There are two main scenarios that can happen for me in this situation:
1. We receive two new toys that neither of the boys have gotten yet – Yeah!
2. We receive two of the same toys that both of the boys have already gotten - Boo!
There are variations on those two main scenarios:
1. We receive two new toys that neither of the boys have gotten, but they are not the same. If they both want the same toy, how do you decide who gets what?
2. We receive one toy that is new and one that is not.
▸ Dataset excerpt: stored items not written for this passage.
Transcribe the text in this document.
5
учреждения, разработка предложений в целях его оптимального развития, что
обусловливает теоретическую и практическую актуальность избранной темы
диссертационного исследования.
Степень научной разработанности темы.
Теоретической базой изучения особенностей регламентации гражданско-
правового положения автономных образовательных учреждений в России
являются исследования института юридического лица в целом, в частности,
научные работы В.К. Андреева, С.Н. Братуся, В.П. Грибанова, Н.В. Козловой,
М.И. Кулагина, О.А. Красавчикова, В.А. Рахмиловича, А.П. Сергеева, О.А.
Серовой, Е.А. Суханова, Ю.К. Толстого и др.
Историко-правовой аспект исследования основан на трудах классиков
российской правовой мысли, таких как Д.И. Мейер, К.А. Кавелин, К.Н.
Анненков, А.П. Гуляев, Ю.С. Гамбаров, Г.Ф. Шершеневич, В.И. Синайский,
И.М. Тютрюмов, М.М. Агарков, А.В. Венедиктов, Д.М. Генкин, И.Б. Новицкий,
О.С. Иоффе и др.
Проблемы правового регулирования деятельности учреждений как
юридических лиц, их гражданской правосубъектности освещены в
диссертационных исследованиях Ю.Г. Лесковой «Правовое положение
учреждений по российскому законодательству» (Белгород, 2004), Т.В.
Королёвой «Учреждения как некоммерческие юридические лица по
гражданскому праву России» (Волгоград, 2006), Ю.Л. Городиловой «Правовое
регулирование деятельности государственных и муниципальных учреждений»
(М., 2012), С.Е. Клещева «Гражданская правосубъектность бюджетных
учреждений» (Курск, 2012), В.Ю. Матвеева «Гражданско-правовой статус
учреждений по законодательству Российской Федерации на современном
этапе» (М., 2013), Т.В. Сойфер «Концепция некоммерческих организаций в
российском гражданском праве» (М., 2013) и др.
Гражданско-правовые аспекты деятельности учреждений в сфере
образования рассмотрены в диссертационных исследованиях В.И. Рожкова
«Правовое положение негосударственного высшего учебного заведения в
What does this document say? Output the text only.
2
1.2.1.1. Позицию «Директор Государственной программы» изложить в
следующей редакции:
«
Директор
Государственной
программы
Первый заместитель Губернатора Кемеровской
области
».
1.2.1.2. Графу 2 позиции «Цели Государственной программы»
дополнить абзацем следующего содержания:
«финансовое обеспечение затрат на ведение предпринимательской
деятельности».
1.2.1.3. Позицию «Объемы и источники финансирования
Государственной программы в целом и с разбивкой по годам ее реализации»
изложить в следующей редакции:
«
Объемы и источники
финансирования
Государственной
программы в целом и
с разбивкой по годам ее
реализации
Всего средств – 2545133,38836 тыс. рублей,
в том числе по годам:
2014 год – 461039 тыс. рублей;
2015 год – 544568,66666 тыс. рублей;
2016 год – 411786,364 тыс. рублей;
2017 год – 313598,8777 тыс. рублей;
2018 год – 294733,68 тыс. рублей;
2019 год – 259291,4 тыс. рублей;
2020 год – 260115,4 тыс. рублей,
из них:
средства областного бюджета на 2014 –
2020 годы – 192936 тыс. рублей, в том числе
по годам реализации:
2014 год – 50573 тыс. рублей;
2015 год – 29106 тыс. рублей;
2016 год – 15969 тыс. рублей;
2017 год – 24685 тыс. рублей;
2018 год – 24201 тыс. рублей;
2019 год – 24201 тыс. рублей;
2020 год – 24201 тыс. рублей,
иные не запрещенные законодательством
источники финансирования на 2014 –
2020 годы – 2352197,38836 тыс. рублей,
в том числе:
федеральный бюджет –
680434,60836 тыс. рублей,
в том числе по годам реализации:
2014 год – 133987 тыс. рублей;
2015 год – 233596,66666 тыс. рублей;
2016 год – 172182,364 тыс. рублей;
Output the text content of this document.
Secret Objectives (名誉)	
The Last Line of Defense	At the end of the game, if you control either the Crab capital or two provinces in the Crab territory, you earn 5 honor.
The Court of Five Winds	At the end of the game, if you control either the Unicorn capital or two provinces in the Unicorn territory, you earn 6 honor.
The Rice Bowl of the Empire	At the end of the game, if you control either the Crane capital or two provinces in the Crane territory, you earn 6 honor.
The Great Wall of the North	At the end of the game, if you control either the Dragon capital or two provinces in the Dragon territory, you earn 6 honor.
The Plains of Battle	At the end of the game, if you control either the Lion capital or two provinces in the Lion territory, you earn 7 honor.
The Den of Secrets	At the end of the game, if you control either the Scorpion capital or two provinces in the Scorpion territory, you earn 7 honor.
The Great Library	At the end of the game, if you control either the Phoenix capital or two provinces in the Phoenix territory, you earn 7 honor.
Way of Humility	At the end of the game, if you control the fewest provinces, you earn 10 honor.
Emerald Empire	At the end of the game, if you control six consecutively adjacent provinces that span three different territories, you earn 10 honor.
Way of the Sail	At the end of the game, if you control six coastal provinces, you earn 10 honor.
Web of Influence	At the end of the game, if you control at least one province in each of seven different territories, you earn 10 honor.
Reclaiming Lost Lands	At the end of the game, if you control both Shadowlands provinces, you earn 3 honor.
This is where that stress I spoke of rises exponentially, and a decision needs to be made. Do you become that mother that you said you’d never be? You know the one. She’s the one that goes back up to the counter to request a different toy, or sits at the drive-thru window while the toys get checked for approval so she can trade for a new toy if need be, while the growing line of drivers in cars behind her think of ways to creatively end her time at the drive-thru window - permanently. Or the one that spends $1.99 purchasing an extra toy to make a crying child happy, or to derail an impending tantrum when she just doesn’t have the time or energy to deal with it. (And, just to set the record straight, I’ve never done any of these things. I’ve just seen them done or heard them done. And, if you believe that, I have a 15 gallon storage container of rejected kid’s meal toys that I’d like to sell you.)
So, what do you think? Do I have a case?